Estaban y ya no más. Es que el cuaderno los espanta. Parecía que iba a alcanzar con hilvanarlos, con apuntar a alturas de congestión. Pero lo que sí hace el alcance es la pincelada joven, al final. Ni el formón, ni el pincel. Si vamos a hamacar superficies, o a convencer a la piedra, o a engañar a la madera, lo que se requiere es una mano nueva. No sé, puede ser la cueva del hermano, o la nueva del hermitaño. Sin perder de vista que no es la mano sino la escasez de tiempo.

Aparece una forma. De repente. De la nada. Salen alfombras empecinadas, planeando tramoyas en el aire. Hubo una vez un vuelo fugaz, que parecía de valor. Cortes de acá, mareos de allá, pero el aparato volador se nos perdió de vista, dejando a su paso nada más que un tarro de pintura. Y, si lo empujo, salpica. Los aspirantes a calciatori lo patean, sí, pero para adelante, forzando quietudes que nadie esperaba, ni buscaba. Olvidan, con terquedad, que el futbolista sono io. Se hacen los bobos. Pero el cincel es mío. El, y el pincel. Son míos. Soy yo. La mano joven no es la pincelada. El tacho no es la estocada. Concedo a este parvulario indolente su coraje. Lo que no les concede nada. Cedo al Adonis su boleta, su candelabro y sus fueros. Y hasta ahí. Habrá luz y calor a rabiar, quiéranlo o no lo quieran. El carro será de fuego.

Me quedé, vean, sin tiempo para la ciencia. La canción terminó siendo del idiota. Del oligofrénico, pero buena. Era yo. Es él, y soy yo.

Hago esfuerzos denodados para mantener una ambigüedad. Para no soltar la tensión. Para que suba en espiral, como las volutas del humo del cigarro del gran profesor. Apunto a que llegue sin detenerse, por más que ya no se pueda. En estos días se avanza sin mirar, y se pasa y se quiere. Será que se terminó la macabra juerga, y a cada paso saltan las gracias. De cada matorral una liebre. Si me detengo, se van. Si las miro se corren, como pintura fresca. No se puede agarrar metáforas con la mano. Es de mentecatos respirar a la fuerza. Las liebres, queridos, no se cazan. Ni siquiera se les saca fotos. Basta con mirar elípticamente esa coreografía radial de cuerpitos orejudos. Un ejército de patitos amarillos de juguete, capaces de empezar y terminar tempestades. Son tantos como soldados. Son una legión de acorazados, que pasan y se quedan. Que se van si se agarran, y se quedan si apenas se los mira irse. Sin enfocar. Sin agredirlos con el ojo firme. Son una falange de misterios. Una explosión silenciosa de improperios a la muerte. No hay modo de airearlos. Tampoco hay razón. Son, nomás, tus huestes desamparadas. Son tus aliados enfermos e inconsistentes. Tus luchadores francos y tus maniobras, precisas, indecisas.
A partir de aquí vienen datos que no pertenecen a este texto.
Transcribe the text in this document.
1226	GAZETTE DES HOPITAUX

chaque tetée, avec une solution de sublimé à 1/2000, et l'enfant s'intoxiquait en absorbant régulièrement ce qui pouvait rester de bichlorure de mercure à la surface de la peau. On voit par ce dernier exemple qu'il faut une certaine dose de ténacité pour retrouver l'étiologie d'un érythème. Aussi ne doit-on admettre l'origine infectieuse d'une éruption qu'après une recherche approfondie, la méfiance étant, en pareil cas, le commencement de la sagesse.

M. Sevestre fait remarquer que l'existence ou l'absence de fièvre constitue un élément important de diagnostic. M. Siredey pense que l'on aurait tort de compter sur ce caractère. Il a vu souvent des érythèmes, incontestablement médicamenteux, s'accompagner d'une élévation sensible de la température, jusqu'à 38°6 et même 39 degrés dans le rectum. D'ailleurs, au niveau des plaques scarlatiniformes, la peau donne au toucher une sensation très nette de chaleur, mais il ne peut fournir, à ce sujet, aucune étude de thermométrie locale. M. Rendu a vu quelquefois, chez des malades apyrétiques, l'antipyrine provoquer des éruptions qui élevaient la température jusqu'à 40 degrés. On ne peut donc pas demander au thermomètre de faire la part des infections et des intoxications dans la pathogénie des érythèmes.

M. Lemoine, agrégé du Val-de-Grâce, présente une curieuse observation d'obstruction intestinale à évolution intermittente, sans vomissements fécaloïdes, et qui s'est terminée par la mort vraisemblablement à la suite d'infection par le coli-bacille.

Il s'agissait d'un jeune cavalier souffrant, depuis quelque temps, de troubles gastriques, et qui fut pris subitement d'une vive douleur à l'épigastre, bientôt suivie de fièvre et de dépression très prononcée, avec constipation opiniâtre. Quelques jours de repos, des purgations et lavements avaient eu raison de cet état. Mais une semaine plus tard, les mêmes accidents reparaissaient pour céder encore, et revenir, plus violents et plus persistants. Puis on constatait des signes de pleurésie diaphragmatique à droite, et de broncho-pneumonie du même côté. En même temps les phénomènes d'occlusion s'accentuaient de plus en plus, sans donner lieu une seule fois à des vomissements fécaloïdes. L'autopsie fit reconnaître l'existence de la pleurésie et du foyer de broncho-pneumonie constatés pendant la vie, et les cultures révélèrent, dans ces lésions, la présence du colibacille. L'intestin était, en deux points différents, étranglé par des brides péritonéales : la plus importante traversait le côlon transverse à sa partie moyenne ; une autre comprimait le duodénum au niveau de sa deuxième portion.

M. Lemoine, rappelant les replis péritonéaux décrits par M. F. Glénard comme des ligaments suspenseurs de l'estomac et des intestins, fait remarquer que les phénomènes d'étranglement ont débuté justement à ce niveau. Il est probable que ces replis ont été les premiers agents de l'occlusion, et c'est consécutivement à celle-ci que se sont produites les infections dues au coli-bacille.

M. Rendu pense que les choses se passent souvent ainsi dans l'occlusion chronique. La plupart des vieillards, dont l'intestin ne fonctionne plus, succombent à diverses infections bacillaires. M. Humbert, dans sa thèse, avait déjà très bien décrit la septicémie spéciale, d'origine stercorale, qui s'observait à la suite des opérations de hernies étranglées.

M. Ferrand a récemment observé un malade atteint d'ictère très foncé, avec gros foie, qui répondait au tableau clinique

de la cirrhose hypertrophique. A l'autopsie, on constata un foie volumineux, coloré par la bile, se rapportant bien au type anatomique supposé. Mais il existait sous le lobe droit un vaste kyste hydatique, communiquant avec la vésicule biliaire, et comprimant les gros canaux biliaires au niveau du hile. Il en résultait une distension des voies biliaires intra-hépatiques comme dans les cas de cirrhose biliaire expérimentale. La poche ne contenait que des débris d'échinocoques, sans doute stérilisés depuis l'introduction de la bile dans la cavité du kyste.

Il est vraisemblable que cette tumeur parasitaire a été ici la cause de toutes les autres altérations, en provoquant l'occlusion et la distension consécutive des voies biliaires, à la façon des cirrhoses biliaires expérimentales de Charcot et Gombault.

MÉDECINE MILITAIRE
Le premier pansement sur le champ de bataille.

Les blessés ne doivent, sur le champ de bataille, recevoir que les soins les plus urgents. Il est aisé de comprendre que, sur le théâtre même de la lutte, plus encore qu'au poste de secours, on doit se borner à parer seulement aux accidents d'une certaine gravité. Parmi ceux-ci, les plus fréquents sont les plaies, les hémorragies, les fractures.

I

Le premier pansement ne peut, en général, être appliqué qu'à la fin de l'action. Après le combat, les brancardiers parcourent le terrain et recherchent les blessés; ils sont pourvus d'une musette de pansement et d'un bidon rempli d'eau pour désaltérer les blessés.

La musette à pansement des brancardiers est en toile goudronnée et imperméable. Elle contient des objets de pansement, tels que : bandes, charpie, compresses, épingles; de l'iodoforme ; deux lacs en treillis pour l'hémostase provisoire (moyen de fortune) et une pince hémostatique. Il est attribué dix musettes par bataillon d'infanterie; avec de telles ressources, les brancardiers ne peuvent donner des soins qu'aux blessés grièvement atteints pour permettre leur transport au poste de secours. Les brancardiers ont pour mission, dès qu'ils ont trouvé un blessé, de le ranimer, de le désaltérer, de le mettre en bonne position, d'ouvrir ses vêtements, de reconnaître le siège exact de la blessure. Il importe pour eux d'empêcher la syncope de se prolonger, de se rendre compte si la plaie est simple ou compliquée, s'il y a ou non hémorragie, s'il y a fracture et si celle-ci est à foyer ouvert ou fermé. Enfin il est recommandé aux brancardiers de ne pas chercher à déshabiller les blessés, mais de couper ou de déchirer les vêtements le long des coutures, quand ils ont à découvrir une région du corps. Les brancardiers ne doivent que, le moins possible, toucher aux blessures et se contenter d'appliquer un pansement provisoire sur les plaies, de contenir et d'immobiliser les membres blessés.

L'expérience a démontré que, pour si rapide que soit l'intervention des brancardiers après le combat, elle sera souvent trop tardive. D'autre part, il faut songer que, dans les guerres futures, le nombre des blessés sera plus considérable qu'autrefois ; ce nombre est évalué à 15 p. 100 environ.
El pincel pone los trazos. La mano tiene tiempo y arrugas. Pero yo no. Sépanlo bien. Grábenselo a fuego. El tiempo es agua, y yo soy manos.

CAUDAL

Sin saberlo, buscamos el camino de menor resistencia. La cara positiva de la indolencia, que tanto molesta en los milenios. Y molesta por propia.

Si las ideas fueran como el agua que cae, seguirlas sería fácil. El flujo turbulento sería laminar. Esto nos muestra que la variable limitante es la velocidad. A partir de un valor, ya no lo puedo seguir. Quieren pasar todos por la puerta angosta, a la vez.

El camino de menor resistencia es una falsa solución. Como es habitual, cambia, nomás, la pregunta. La traslada. El nombre dado a la enfermedad, ni la explica ni la cura.

Porque no es un camino. ¿Por cuál de los brazos desemboca el Paraná?
La idea del delta puede ayudar. Es factible, a todas luces, hacer una lista ordenada de los canales. Por caudal. Son muchos, pero pocos. No es objetable decir que desemboca por el primero de la lista. Tenemos un orden. No es poca cosa.

Insistiendo, surge que el caudal no es la única característica relevante. O, tal vez, sí.

jueves, 26 de mayo de 2022

TRABAJO Y VALOR

 Puede tener su lógica. Y es ocurrente. Pero también es inconducente.

Sólo le saco plata a lo que no me gusta. Sólo genero valor si es a disgusto. Cierra en principio. ¿No? Desde Tucídides a acá es elegante encajar: “Si será jodido trabajar, que te pagan”.

No te dejes engañar. No son más que rimbombantes panfiladas. Giladas de giles. El verdadero meollo, el mero crux, está en ser capaz de lo contrario. Si no lográs sacarle plata a lo que te gusta, sos el capataz de los oligofrénicos.

Es un despropósito, un sinsentido con la contra extra de tener aire lógico. Un sofisma.

Parece caerse de maduro que, si hago lo que quiero, lo hago gratis. No, no y no, señor mío. Si hago lo que quiero, pero lo hago gratis, me muero de hambre. Y, tal vez mejor, tal vez peor: como no soy tan mentecato como para alcanzar el nirvana de la inanición, lo que sucede es que termina pasando que al final no hacés lo que querés. Hacés, justamente, lo que no querías hacer. Para parar la olla. Para matarte el hambre.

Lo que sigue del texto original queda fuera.